My guess would be that google would get broken up in a way that separated things that were strategically vertically integrated, say, search+android (their big platforms for directing you at their services) and things like youtube, maps, ect. which are services to be consumed.




Technically, it would almost be easier to rewrite Google from scratch than to split it up. Google is a giant monorepo, so anything can depend on anything else. Also, all their services run on the same data centers.


How does splitting Google benefit the consumer? Is the consumer being harmed right now? Are they being price gouged or forced to use inferior products?


The need to break up monopolies isn't about the consumers as much as it is about having a competitive marketplace, where other businesses didn't have to struggle against googles ability to self promote itself. Markets work best when companies can compete on as close to equal terms as possible (which these days we only really see during the emergence of a new industry).

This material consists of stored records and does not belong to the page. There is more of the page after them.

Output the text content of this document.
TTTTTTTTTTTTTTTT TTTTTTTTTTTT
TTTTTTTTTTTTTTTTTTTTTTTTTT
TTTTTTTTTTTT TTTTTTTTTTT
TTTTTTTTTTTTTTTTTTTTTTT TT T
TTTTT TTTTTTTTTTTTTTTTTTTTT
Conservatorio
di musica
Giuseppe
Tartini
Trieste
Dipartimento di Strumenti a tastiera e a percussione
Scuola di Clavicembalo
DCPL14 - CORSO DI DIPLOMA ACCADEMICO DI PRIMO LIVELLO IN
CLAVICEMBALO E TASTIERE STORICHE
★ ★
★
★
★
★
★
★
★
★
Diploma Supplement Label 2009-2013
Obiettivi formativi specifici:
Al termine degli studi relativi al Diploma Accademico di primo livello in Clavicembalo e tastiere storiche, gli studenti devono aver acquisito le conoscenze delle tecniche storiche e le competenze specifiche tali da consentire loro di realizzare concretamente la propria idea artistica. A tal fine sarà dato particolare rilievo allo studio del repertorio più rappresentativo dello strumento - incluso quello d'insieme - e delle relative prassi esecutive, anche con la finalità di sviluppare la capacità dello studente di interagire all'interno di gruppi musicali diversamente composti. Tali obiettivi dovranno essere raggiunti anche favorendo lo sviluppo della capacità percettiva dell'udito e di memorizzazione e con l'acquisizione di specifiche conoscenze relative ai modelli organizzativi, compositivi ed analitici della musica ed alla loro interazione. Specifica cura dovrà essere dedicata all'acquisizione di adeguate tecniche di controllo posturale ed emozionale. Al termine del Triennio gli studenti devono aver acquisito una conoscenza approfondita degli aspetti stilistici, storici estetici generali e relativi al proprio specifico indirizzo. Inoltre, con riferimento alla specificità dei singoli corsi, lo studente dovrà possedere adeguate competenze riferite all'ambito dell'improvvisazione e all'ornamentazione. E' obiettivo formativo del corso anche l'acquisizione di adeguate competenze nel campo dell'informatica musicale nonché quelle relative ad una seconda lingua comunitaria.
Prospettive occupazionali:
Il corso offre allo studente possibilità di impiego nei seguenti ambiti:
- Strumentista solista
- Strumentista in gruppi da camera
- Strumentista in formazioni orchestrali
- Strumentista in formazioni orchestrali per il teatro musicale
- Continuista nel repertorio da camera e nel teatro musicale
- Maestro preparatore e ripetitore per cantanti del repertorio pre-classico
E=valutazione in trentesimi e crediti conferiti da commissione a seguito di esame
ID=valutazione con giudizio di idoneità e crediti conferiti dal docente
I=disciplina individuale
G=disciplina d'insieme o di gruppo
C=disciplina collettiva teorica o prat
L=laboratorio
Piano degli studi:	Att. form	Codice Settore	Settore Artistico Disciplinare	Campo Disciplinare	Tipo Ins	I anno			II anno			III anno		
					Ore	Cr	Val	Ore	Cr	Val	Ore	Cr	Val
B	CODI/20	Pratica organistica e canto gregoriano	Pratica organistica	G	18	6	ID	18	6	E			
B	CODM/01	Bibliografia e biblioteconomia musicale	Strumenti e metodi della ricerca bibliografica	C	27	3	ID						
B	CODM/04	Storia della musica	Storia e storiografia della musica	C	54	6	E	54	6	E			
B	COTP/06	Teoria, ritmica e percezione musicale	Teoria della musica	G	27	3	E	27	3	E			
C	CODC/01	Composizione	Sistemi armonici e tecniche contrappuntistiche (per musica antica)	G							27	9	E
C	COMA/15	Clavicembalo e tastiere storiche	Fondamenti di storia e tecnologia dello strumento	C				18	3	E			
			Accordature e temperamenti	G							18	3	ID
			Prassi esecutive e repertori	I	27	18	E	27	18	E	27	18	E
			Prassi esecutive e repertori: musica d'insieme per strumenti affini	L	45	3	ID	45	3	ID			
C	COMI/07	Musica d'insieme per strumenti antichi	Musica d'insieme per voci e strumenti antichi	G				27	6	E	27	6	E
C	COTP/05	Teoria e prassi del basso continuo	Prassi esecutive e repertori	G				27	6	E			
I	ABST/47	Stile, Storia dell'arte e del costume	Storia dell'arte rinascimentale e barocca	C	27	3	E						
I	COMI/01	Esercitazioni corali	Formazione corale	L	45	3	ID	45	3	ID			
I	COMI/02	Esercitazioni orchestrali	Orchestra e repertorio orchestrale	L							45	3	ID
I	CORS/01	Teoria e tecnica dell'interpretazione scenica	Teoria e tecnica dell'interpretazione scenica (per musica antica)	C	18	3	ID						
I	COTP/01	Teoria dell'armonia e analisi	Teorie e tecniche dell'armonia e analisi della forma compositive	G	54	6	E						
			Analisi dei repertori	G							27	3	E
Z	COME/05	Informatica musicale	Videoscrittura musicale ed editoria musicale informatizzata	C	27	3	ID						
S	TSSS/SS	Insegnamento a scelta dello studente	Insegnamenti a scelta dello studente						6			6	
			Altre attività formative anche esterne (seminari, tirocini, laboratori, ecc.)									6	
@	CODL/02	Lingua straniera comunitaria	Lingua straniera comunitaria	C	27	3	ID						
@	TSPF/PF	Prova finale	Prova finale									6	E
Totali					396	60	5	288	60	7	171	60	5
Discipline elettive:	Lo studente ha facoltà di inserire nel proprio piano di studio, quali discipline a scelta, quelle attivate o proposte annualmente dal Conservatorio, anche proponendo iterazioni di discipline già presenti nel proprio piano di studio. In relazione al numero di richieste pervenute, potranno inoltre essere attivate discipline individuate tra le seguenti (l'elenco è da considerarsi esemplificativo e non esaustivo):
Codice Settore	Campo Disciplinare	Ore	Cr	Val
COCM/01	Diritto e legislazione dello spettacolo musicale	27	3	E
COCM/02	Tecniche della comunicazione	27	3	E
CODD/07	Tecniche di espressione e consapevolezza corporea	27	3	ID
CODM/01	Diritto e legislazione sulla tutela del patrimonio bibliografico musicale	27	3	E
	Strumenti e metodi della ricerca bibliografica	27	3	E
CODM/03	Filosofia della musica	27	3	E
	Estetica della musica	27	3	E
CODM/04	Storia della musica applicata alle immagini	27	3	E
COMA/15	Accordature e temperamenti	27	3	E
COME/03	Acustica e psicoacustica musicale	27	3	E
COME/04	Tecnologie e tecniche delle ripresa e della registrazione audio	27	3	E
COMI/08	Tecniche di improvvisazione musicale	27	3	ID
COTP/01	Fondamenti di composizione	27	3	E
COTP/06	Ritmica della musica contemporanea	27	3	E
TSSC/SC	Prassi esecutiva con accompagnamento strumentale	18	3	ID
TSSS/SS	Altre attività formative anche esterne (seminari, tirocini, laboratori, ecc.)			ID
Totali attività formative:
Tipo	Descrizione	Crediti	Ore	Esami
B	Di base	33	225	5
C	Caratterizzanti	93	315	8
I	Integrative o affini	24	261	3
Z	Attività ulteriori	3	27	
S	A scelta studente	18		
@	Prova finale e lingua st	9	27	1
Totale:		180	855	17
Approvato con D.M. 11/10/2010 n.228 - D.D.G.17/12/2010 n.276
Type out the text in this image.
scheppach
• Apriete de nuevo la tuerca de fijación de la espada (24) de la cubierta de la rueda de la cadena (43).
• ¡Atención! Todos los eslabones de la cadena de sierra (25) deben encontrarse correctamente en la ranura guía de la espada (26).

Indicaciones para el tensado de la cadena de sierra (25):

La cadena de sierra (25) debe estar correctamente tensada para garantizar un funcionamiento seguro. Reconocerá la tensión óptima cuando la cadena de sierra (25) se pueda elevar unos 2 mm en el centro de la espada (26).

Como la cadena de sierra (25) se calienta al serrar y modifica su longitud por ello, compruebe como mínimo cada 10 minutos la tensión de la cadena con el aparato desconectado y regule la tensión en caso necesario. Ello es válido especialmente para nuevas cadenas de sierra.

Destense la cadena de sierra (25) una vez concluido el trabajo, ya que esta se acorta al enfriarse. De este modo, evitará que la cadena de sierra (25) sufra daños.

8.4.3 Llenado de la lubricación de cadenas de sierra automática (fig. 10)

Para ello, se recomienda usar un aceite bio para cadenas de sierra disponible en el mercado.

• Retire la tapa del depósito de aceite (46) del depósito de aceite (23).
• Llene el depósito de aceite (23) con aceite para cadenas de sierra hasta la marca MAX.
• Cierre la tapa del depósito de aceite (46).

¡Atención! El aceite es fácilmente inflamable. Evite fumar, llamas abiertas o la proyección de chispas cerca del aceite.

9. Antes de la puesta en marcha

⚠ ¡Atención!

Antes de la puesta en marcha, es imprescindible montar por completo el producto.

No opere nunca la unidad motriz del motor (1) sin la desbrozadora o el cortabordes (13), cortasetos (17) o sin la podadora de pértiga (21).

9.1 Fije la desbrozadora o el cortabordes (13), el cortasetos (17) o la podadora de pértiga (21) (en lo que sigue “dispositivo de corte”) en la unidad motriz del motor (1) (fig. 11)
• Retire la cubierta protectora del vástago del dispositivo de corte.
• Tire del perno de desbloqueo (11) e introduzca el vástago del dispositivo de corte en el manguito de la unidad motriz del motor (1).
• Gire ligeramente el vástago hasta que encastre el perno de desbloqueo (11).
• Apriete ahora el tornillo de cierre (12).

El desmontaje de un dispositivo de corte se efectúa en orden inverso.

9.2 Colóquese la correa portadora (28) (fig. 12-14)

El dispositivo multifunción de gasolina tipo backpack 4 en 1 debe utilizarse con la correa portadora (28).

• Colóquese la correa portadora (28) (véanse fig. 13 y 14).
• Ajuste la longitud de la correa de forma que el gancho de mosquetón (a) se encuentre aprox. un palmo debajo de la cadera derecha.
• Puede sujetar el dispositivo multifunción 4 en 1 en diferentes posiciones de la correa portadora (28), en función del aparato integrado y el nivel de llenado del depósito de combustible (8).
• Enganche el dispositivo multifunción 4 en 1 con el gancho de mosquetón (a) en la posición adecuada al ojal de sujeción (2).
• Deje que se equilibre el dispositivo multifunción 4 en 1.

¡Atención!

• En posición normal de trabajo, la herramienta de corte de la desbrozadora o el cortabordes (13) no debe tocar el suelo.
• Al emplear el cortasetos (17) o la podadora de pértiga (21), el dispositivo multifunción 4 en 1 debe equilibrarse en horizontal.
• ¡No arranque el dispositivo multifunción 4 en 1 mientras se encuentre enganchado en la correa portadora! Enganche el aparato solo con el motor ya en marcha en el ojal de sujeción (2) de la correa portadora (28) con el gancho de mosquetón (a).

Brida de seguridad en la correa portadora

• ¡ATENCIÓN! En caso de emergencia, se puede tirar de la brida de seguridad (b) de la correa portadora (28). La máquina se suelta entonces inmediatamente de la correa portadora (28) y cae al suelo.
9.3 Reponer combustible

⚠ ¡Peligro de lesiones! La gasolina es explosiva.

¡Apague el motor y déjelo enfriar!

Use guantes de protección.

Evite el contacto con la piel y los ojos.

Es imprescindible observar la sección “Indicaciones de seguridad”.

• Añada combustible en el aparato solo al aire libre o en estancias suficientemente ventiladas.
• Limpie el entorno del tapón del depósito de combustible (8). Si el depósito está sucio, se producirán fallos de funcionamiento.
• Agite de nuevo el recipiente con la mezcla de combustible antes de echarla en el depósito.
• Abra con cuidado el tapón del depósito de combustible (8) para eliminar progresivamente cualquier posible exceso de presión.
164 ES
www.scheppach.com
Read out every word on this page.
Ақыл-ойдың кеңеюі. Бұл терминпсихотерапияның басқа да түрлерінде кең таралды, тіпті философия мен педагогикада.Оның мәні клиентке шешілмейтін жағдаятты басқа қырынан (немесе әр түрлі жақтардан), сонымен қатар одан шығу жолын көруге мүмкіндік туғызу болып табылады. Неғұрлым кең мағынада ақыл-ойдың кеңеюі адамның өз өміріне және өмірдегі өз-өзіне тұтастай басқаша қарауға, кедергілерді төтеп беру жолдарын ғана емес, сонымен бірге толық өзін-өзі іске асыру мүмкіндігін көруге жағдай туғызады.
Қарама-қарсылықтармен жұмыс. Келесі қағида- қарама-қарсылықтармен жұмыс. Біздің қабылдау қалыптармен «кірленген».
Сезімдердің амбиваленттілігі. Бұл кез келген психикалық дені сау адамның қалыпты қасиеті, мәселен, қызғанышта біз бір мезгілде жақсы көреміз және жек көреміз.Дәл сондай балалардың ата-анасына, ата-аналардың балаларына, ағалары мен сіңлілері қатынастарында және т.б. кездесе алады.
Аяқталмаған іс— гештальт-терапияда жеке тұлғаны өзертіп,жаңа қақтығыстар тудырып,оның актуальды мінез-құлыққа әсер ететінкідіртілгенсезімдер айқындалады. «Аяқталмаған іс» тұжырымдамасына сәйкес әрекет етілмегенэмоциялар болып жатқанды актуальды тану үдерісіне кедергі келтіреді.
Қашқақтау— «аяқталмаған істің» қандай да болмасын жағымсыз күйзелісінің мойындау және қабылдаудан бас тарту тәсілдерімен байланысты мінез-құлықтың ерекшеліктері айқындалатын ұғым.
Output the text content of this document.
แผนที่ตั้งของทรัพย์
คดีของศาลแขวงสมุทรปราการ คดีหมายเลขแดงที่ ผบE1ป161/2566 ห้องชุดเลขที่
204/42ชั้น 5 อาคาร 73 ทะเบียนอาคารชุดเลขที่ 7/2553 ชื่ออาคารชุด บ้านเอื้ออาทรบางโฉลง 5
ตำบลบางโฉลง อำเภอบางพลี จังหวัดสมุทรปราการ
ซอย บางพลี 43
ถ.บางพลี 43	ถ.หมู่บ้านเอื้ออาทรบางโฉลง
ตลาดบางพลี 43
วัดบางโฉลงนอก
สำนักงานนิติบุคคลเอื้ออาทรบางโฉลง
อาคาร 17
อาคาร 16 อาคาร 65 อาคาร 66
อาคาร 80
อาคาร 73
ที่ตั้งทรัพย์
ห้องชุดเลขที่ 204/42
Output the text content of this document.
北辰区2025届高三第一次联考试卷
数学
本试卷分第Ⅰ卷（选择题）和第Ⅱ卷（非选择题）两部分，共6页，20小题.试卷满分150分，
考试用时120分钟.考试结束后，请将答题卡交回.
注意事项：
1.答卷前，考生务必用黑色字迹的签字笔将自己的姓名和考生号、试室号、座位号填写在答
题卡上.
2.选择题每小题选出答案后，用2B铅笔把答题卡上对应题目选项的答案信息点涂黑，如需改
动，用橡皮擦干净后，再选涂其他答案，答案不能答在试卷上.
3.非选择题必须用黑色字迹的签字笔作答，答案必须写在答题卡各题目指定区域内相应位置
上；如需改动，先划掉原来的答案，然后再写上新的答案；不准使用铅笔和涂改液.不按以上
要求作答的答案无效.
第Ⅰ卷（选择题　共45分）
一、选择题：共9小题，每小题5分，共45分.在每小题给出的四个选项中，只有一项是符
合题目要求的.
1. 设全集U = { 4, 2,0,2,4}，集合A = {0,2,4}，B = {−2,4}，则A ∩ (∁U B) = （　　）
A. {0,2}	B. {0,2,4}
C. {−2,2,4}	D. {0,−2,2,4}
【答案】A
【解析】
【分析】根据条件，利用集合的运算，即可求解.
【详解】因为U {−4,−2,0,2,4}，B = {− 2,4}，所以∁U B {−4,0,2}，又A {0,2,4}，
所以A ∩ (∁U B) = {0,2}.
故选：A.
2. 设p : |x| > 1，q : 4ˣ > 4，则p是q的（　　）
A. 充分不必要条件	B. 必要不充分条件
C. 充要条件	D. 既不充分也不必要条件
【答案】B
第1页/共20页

It benefits the consumer by creating two or more highly competitive organizations, thus leading to a breeding ground of growth and innovation.

This is the basis of all antitrust laws.


> or forced to use inferior products?

Potentially, yes. Google abuses their search monopoly and ads duopoly to kill off competition in other areas.

They use their browser control to control internet standards.

They do things like effectively kill RSS via EEE style tactics.


I agree with almost everything you said, except that RSS was never as popular as Twitter is now. Copying and pasting a URL is too technical, and Live Bookmarks were the wrong UX all around. Mailing lists are still more popular than RSS ever was.

In retrospect, if Firefox had used a New Tab Page with an RSS driven feed like what they do with Pocket now, we'd probably still be using it today. Too bad 2005 Mozilla didn't have UX designers calling the shots.


Do you have any examples of these things taking place in reality or is it just "possible" stuff. And Google did not kill RSS lol, it was always super niche.


and yet the users of RSS continue to lament the loss of Google reader.


Never said otherwise. The problem is, there weren't very many of them.